There’s nothing wrong with reading for pleasure and comfort, and you still reap the many benefits of reading if you choose to stick to what you like. I’m not suggesting you should put down whatever guilty pleasure you’re into right now, but think of this category as a way to challenge yourself.

You’ve probably heard some form of this advice since you were a kid. 1 & 2  So why should we challenge ourselves as adult readers? (Isn’t it enough that we’re still reading books at all?) Reading outside of your favoured genres pushes you outside of your comfort zone. Choosing something new will expose you to different authors, different styles of writing and use of language or vocabulary. Stepping outside of our own echo chambers expands our world view and exposes us to opinions and thoughts that we might not have otherwise encountered.  Author Mike Duran has a great list on the benefits of reading outside your genre if you still need convincing. If you can push out of your comfort zone and potentially broaden your horizons while chilling on the couch, why wouldn’t you give it a shot?

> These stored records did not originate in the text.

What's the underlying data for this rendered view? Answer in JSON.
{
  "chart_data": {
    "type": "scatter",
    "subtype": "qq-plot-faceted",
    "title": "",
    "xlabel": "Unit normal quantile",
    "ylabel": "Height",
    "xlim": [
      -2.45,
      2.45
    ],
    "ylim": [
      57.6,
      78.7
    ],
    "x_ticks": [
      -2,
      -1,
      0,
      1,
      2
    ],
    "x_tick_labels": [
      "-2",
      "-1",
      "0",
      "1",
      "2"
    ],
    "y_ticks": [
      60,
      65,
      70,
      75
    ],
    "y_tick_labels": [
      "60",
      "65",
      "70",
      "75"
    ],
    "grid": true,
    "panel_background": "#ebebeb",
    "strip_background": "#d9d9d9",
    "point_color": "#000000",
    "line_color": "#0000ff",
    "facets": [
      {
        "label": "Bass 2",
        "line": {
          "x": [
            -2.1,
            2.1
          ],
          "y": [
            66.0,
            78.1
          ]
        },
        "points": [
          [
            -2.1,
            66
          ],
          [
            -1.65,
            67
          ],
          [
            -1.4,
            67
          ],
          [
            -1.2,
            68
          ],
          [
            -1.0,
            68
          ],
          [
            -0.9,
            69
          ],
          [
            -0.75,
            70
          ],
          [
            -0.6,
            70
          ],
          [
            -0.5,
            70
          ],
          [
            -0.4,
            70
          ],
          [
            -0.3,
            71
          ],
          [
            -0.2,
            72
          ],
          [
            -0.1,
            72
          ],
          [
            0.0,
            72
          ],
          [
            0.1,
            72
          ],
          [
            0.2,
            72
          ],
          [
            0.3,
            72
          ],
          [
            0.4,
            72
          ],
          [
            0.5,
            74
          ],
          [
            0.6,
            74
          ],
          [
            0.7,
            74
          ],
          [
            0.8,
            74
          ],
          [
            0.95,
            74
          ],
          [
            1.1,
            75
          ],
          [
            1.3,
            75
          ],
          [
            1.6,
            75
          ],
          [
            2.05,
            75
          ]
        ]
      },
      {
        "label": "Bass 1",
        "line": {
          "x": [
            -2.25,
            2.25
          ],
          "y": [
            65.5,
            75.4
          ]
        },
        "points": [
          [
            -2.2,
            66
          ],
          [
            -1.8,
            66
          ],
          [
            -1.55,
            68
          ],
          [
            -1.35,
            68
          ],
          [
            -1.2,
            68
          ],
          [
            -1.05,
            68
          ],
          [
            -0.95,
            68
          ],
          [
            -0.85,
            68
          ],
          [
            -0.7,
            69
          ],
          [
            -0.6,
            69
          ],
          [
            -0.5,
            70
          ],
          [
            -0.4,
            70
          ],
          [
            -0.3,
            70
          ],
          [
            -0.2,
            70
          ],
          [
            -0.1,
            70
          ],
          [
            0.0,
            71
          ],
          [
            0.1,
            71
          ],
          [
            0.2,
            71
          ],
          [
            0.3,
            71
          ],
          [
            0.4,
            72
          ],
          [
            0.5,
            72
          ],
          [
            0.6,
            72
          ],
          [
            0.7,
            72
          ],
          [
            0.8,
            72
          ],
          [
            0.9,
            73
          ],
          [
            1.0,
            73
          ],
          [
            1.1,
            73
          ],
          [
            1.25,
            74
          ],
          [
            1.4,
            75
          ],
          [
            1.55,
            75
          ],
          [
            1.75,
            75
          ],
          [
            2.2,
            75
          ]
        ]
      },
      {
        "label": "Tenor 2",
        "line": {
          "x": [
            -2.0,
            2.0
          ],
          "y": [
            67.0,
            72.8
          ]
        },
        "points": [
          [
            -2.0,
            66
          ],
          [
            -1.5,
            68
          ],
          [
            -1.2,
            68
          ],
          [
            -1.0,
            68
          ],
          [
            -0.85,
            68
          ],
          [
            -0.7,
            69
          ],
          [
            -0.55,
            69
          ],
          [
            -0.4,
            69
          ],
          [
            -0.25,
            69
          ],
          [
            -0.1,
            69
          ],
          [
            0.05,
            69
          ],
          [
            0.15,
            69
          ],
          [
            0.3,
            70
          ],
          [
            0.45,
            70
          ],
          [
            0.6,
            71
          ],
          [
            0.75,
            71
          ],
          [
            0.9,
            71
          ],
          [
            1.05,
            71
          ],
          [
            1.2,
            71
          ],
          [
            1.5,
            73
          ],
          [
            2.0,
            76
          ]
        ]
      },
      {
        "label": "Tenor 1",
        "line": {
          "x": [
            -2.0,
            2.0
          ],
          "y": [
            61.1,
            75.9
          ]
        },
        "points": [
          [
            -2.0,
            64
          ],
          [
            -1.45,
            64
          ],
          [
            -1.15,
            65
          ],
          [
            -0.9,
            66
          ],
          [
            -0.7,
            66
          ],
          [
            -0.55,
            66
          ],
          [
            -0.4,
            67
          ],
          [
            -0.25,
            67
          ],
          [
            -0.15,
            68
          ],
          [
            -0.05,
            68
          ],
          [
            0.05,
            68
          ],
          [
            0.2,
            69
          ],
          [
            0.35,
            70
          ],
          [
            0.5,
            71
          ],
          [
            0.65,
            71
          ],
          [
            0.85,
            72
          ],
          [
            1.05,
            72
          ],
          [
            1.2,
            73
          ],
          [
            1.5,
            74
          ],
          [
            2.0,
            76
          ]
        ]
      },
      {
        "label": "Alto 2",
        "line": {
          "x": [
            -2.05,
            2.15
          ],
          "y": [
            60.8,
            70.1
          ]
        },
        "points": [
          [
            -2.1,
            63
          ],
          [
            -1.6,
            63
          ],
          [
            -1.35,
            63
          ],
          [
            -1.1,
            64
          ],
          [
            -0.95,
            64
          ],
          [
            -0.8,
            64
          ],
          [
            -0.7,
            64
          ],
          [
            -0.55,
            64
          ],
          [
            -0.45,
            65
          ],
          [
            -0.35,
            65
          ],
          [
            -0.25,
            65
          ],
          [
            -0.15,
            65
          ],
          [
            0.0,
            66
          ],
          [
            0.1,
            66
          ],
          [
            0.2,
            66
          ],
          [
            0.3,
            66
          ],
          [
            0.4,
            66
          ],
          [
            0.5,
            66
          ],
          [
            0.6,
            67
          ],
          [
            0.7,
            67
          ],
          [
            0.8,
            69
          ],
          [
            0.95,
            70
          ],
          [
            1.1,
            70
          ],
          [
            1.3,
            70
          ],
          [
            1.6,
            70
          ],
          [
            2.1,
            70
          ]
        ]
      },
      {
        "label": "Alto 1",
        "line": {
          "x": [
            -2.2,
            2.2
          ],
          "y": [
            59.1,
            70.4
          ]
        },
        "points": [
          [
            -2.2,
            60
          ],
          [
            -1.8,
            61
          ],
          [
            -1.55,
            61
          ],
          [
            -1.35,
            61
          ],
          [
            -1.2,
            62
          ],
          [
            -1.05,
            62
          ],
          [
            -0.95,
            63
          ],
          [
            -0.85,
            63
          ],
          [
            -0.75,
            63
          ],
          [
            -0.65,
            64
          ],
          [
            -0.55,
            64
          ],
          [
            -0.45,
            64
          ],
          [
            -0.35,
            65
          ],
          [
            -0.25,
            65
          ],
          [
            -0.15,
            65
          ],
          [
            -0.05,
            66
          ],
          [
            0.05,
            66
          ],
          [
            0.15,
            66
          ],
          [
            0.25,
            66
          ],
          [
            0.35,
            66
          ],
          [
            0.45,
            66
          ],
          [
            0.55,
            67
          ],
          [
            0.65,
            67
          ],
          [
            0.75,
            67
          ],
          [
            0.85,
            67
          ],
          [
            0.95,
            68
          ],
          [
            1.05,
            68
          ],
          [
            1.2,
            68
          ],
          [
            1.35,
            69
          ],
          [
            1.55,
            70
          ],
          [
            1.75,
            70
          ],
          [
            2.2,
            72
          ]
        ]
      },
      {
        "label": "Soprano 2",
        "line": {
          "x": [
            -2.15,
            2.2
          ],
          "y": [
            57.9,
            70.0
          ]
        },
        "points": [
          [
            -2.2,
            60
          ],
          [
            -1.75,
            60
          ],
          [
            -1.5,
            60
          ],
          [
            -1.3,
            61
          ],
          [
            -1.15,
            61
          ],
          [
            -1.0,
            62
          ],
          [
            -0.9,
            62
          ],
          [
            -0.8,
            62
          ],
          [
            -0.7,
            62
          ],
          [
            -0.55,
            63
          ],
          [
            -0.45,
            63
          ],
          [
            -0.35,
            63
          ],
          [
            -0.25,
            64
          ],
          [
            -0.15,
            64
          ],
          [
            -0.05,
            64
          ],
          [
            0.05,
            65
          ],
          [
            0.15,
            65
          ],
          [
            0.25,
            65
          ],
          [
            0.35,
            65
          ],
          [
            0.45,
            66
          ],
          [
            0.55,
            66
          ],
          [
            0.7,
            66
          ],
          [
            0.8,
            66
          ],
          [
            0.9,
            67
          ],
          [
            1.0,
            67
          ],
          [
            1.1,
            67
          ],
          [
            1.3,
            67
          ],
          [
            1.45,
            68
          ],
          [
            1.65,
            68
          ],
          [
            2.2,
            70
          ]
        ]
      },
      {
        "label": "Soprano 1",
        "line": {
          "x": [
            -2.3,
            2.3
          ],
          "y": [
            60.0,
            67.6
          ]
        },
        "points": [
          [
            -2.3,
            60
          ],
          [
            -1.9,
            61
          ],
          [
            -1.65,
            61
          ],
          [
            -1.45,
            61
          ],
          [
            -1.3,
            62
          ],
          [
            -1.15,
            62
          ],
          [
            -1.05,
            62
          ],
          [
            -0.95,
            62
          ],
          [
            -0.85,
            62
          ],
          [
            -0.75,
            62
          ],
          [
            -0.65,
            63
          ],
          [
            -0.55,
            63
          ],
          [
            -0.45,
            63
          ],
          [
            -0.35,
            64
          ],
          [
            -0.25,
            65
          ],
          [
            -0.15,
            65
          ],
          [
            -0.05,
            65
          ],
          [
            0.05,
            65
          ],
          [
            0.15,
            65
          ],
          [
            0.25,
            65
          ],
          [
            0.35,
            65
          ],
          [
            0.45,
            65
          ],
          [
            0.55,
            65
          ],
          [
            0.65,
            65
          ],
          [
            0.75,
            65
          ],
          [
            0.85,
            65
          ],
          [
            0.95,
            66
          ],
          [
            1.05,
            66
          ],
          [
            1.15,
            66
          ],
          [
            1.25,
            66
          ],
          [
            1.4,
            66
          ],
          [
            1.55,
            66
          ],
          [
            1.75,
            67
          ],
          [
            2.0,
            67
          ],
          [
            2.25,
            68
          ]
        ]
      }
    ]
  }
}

Picking a book from this category can be as easy as choosing a genre you normally avoid, and searching for recommendations in that genre, or asking a friend who reads in that area ( a chance to double up on the recommended book category!). Don’t know what genre to pick, or are not specifically avoiding anything? Wiki has a list of literary genres pick one that you don’t think you’ve ever read from and go from there. You may stumble on a new favourite.

My choice for this category is Cryptonomicon by Neal Stephenson. It’s sitting directly at the crossroads of several paths I rarely choose: serious sci-fi, speculative fiction, techno-thriller, and World War II. It’s heavy on geek cred and page count, weighing in at 1139! I intend to spend the next year expanding my horizons by choosing more complex and difficult books than I’d normally indulge in, and camping outside of my comfort zone. I hope you’ll find at least one book this year that asks the same of you.